To cheers and standing ovation, scientists at the world’s biggest atom smasher claimed the discovery of a new subatomic particle today, calling it “consistent” with the long-sought Higgs boson, popularly known as the ‘God particle’.
“We have now found the missing cornerstone of particle physics,” Rolf Heuer, Director of the European Center for Nuclear Research (CERN), told scientists.
He said the newly discovered subatomic particle was a boson, but stopped just shy of claiming outright that it was the Higgs boson that helps explain what gives all matter in the universe size and shape — an extremely fine distinction.
“As a layman, I think we did it,” he told the elated crowd. “We have a discovery. We have observed a new particle that is consistent with a Higgs boson.”

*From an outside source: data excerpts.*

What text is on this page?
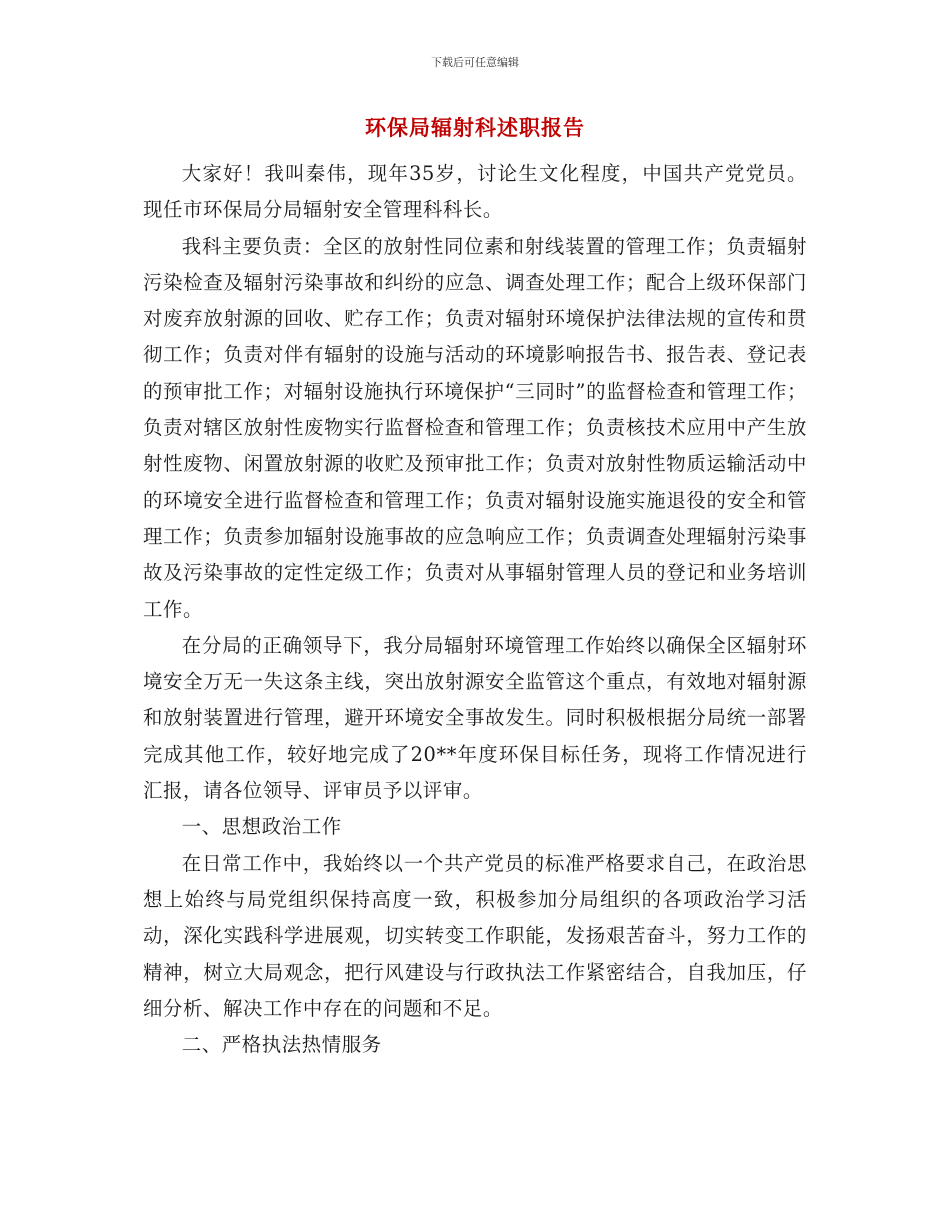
下载后可任意编辑

环保局辐射科述职报告

大家好！我叫秦伟，现年35岁，讨论生文化程度，中国共产党党员。现任市环保局分局辐射安全管理科科长。

我科主要负责：全区的放射性同位素和射线装置的管理工作；负责辐射污染检查及辐射污染事故和纠纷的应急、调查处理工作；配合上级环保部门对废弃放射源的回收、贮存工作；负责对辐射环境保护法律法规的宣传和贯彻工作；负责对伴有辐射的设施与活动的环境影响报告书、报告表、登记表的预审批工作；对辐射设施执行环境保护“三同时”的监督检查和管理工作；负责对辖区放射性废物实行监督检查和管理工作；负责核技术应用中产生放射性废物、闲置放射源的收贮及预审批工作；负责对放射性物质运输活动中的环境安全进行监督检查和管理工作；负责对辐射设施实施退役的安全和管理工作；负责参加辐射设施事故的应急响应工作；负责调查处理辐射污染事故及污染事故的定性定级工作；负责对从事辐射管理人员的登记和业务培训工作。

在分局的正确领导下，我分局辐射环境管理工作始终以确保全区辐射环境安全万无一失这条主线，突出放射源安全监管这个重点，有效地对辐射源和放射装置进行管理，避开环境安全事故发生。同时积极根据分局统一部署完成其他工作，较好地完成了20**年度环保目标任务，现将工作情况进行汇报，请各位领导、评审员予以评审。

一、思想政治工作

在日常工作中，我始终以一个共产党员的标准严格要求自己，在政治思想上始终与局党组织保持高度一致，积极参加分局组织的各项政治学习活动，深化实践科学进展观，切实转变工作职能，发扬艰苦奋斗，努力工作的精神，树立大局观念，把行风建设与行政执法工作紧密结合，自我加压，仔细分析、解决工作中存在的问题和不足。

二、严格执法热情服务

Until now a theoretical particle, the boson is seen as the key to understanding why matter has mass, which combines with gravity to give an object weight.

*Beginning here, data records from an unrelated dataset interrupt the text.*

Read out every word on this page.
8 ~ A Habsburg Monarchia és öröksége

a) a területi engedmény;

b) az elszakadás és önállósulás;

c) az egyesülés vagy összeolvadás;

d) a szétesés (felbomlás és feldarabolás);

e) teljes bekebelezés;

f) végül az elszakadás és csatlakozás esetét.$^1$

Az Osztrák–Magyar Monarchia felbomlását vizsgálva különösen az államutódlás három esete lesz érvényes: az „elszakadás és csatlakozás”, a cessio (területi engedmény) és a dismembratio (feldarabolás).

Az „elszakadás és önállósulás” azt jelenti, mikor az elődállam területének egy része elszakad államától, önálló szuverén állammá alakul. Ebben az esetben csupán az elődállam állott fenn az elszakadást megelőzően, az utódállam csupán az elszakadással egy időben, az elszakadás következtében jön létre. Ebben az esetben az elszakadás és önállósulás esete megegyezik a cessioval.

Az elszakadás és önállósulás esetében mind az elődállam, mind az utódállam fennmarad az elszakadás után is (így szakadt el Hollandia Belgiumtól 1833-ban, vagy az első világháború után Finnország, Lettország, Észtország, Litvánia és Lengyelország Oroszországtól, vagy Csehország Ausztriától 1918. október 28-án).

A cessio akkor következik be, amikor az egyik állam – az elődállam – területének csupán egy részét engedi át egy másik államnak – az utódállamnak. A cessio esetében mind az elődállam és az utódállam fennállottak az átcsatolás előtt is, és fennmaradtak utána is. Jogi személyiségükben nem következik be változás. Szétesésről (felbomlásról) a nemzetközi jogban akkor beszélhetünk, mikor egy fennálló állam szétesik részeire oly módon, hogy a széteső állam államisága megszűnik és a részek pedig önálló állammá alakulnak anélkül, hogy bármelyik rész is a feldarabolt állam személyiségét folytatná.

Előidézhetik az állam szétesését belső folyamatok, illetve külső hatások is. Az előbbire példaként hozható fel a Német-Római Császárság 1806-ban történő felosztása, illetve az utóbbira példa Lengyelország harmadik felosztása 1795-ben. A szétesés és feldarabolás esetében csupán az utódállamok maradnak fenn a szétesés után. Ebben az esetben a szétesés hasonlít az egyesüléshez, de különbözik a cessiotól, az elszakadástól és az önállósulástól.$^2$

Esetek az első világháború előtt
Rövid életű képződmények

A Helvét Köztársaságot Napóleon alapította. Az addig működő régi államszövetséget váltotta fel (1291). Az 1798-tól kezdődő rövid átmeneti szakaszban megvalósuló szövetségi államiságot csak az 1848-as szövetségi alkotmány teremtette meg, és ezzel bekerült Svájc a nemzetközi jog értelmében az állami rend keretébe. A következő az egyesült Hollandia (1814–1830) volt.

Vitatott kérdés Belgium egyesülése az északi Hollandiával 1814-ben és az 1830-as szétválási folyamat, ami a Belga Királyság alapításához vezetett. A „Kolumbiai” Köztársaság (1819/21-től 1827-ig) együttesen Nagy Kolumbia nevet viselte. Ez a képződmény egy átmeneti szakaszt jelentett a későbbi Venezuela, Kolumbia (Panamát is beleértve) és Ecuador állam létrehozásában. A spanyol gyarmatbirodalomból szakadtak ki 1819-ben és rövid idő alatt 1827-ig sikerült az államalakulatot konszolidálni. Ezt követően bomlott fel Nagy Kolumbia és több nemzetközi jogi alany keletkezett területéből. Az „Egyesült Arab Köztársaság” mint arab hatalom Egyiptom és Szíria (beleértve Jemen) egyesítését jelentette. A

Two independent teams at CERN said Wednesday they have both “observed” a new subatomic particle — a boson. Heuer called it “most probably a Higgs boson, but we have to find out what kind of Higgs boson it is”.
The leader of one of the two teams, Joe Incandela, said it was too soon to say definitively whether it is the “standard model” Higgs that Scottish physicist Peter Higgs and others predicted in the 1960s — part of a standard model theory of physics involving an energy field where particles interact with the Higgs boson.
“As a layman, I think we have it,” Heuer said. “But as a scientist, I have to say, ‘What do we have?’... It is consistent with a Higgs boson as is needed for the standard model. We can only call it a Higgs boson... not the Higgs boson.”